A remarkable four papers from the Department of Electronic and Computer Engineering were presented at the prestigious IEEE International Solid-State Circuits Conference ISSCC 2013(also known as the "Chip Olympics"), held from February 17-21 in San Francisco, US.
The conference is the premier forum for the presentation of advances in solid-state circuits and systems-on-a-chip. It is regarded as an honor for a university to have one paper accepted at this event where global industry leaders, including Intel, IBM and Sony, discuss their latest chips and designs. To have two Digest and two Student Research Preview papers accepted in a single year is an unprecedented demonstration of the quality of work being carried out by the Department.
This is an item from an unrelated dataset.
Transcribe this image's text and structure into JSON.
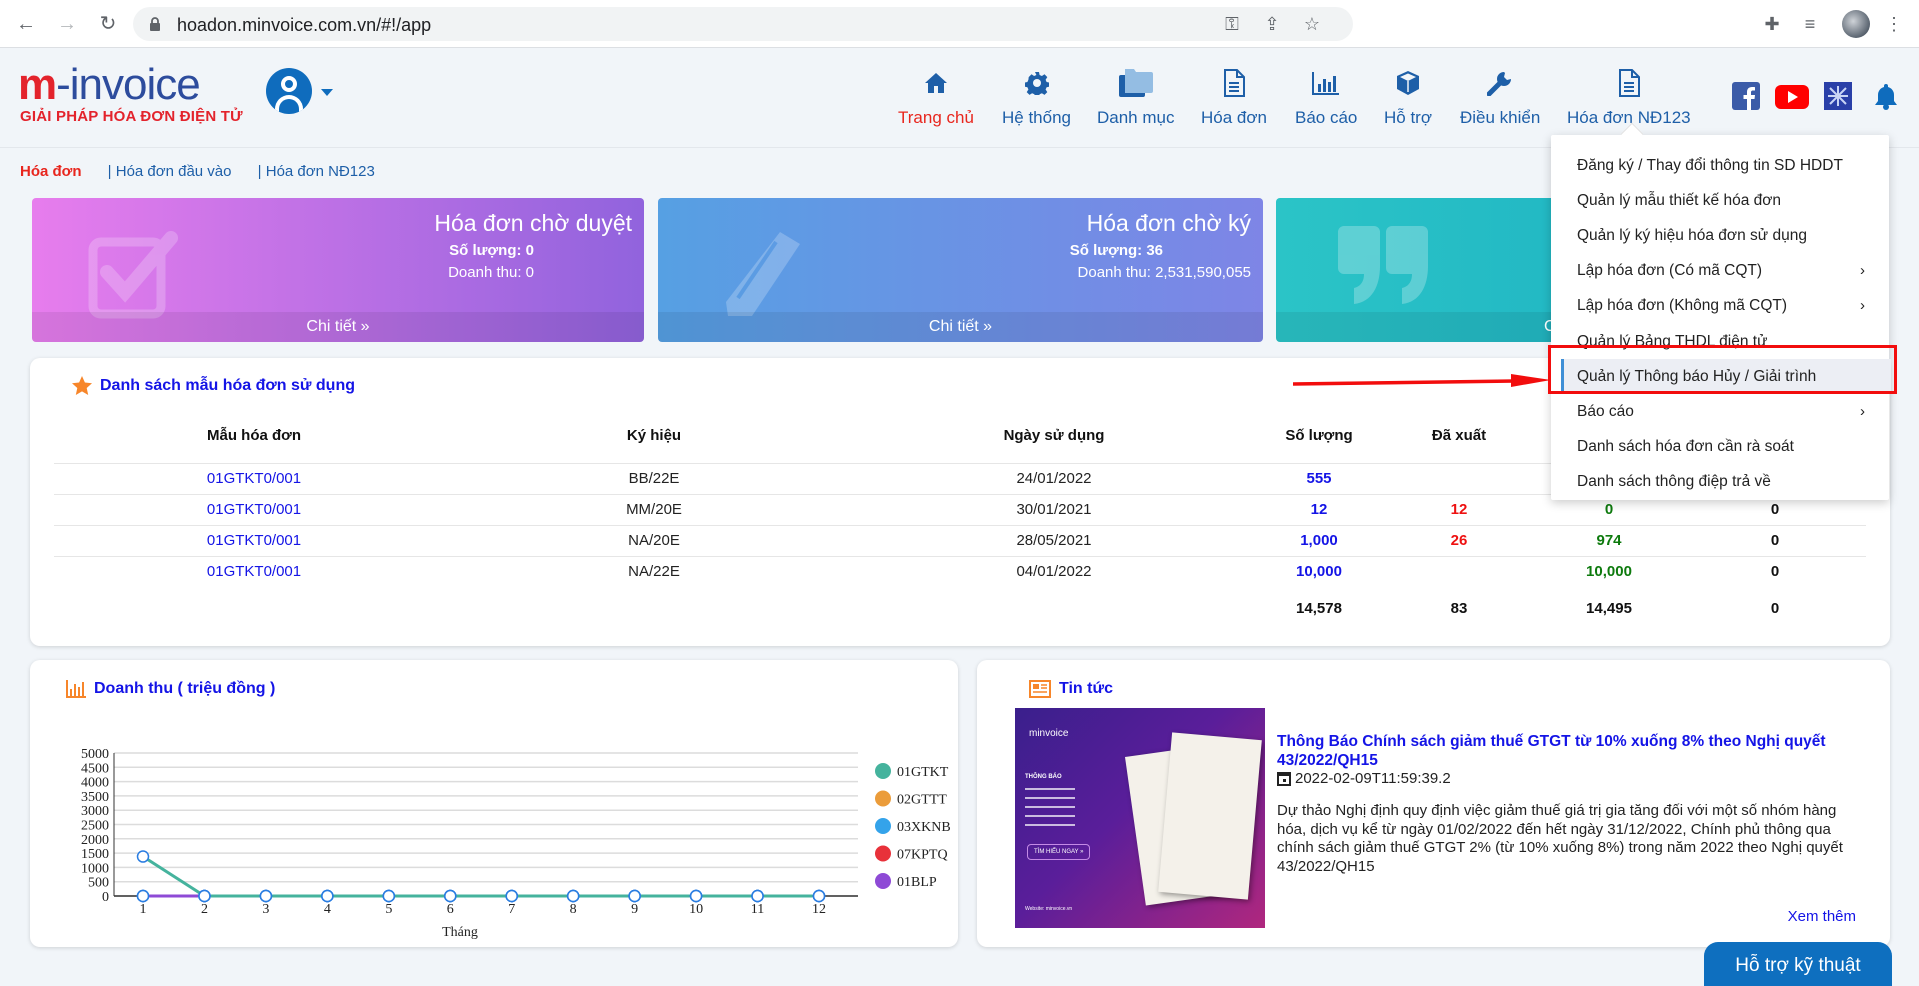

PhD student Cheng Huang's paper showcased "An 82.4% Efficiency Package-Bondwire-Based Four-Phase Fully Integrated Buck Converter with Flying Capacitor for Area Reduction". This is the first converter of its kind to achieve high current density and high efficiency without any additional off-chip inductors and capacitors. On-chip capacitor reduction is achieved by a novel flying capacitor technique. The paper was supervised by Prof Philip K T Mok.
Another paper, "A 13.56MHz Fully Integrated 1X/2X Active Rectifier with Compensated Bias Current for Inductively Powered Devices", by PhD students Yan Lu and Xing Li, presented the first fully integrated 13.56MHz 1X/2X active rectifier in the 30mW range with all capacitors fabricated on-chip. It employs a novel switching arrangement that effectively reduces capacitor area, and an innovative biasing scheme that helps to reduce reverse current to enhance efficiency. Prof W H Ki, Prof C Y Tsui and Prof Patrick Yue co-supervised the paper.
In addition to the Digest presentations, two Student Research Preview papers were delivered at the conference. The first paper was by Li Sun (visiting PhD student), Yipeng Wang (PhD), Alex Pan (PhD), Robin Hou (MPhil), Yan Lu (PhD) and Prof Patrick Yue and focused on "A 26-Gb/s Optical Receiver Front-End in 65nm CMOS". The second was by PhD student Jing Guo and Prof George Yuan in the area of bio-medical sensing circuitry. Preview sessions are organized as short presentations of works-in-progress in conjunction with a poster presentation and optional demo.
Prof W H Ki also gave a tutorial on "Design of Voltage References" at the conference.